A University of Sydney study, published in journal JAMA Pediatrics, evaluated the way the vaccine is used in Australia. It found no increase in febrile seizures associated with this second dose given at 18 months.
"Children were at no particular risk of having seizures after having the vaccine," Dr Kristine Macartney at the Children's Hospital at Westmead told AAP.
The expert in pediatric infectious diseases says the findings should ease parent concerns that the vaccine does not overwhelm the child's immune system.
5. We've been doing it all wrong: High carb diet worse than high fat, researchers say.
Eating cheese could be the answer to a long life, not a low-fat diet https://t.co/fgIhuS07jg
— The Independent (@Independent) August 29, 2017
Health experts have controversially called for an overhaul of dietary guidelines after a large international study found a diet high in carbohydrate is associated with greater risk of premature death, not a diet high in fat.
A study of more than 13,500 people from 18 countries, published in the respected medical journal The Lancet, found diets high in carbohydrates were associated with a 28 per cent higher risk of death, compared to low carbohydrate diets.

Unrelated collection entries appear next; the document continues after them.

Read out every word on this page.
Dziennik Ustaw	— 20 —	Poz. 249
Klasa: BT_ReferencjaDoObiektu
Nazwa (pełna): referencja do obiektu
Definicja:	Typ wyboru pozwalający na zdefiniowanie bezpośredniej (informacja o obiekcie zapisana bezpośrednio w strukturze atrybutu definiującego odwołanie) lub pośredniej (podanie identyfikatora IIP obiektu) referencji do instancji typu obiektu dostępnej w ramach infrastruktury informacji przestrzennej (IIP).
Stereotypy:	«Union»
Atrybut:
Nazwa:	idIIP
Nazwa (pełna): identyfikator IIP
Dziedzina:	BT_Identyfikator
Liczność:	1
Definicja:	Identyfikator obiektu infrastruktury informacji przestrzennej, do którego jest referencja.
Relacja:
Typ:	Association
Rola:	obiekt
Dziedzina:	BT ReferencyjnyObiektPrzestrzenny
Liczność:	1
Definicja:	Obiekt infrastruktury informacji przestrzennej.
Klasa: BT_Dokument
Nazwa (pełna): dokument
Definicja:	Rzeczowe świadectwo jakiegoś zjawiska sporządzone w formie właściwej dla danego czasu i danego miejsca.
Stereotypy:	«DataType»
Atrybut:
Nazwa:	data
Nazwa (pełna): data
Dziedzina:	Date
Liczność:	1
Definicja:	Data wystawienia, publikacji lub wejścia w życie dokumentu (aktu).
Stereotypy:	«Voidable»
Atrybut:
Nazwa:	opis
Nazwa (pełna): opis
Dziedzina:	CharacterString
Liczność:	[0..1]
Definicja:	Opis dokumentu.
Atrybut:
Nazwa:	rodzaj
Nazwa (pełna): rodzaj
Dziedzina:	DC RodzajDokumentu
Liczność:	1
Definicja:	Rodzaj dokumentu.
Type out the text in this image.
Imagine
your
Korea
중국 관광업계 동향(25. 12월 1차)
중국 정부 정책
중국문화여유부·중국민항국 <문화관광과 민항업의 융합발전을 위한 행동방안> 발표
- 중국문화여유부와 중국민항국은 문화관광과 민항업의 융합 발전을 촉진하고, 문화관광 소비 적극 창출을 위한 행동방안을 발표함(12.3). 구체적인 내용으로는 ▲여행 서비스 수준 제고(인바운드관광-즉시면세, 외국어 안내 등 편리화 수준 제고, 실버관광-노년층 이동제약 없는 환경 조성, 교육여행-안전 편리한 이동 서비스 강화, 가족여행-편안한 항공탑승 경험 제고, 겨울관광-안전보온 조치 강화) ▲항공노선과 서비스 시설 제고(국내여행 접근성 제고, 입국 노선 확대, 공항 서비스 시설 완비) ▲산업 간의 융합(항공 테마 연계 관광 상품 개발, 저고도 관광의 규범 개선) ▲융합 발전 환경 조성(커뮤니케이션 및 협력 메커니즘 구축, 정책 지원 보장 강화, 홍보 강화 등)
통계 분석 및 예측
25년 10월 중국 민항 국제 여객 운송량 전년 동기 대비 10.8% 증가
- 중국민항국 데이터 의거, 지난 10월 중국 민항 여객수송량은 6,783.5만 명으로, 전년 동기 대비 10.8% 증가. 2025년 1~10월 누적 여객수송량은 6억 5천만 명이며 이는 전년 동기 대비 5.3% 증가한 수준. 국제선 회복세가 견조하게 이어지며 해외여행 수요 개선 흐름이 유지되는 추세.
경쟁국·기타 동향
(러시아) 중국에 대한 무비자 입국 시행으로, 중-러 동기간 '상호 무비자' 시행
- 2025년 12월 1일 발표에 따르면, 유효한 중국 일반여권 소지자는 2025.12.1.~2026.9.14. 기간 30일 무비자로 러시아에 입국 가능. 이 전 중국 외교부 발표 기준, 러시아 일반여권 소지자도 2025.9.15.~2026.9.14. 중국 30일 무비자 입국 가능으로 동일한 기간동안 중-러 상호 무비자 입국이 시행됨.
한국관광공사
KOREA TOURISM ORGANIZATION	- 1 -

Diets with a high total fat intake were associated with a 23 per cent lower risk of death, compared to low fat, AAP reports.
The current guidelines recommend that 50-65 per cent of a person's daily calories come from carbohydrates, and less than 10 per cent from saturated fats. The study found the average global diet consisted of at least 60 per cent carbohydrate.
In light of the findings, lead author Dr Mahshid Dehghan at McMaster University, Canada would like the carbohydrate recommendation reduced, saying: "most people's diets in low and middle income countries are very high in carbohydrates, which seem to be linked to worse health outcomes".
The study conclusions have received a mixed reaction from Australian health experts. Dr Alan Barclay, for example, is a consultant dietitian and nutritionist and a Research Associate at the University of Sydney, and says it is an observational study which only shows associations, not proven causes.
6. Sydney Council approves Cloud Arch artwork, dubbed the 'giant tapeworm'.
The controversial $11.3 million public artwork in Sydney's CBD has been likened to a giant tapeworm but passed its final hurdle after City of Sydney councillors approved the project.
Despite its budget blowout of almost $8 million, councillors voted in favour of the Cloud Arch at Tuesday night's meeting, AAP reports.
In a heated debate which spanned more than two hours, Cloud Arch - designed by Japanese artist and architect Junya Ishigami - was called many things from a tapeworm to an icon, but at the centre of the discussion was its cost, which was originally estimated to be $3.5 million in 2014.
Lord Mayor Clover Moore defended the price tag, saying it will be a "magical transformation" that will complement the overall change on George Street. "Cloud Arch going to be most significant artwork created in Australia for decades," she said.
The 58-metre massive steel sculpture is scheduled to soar over George Street near Town Hall by March 2019.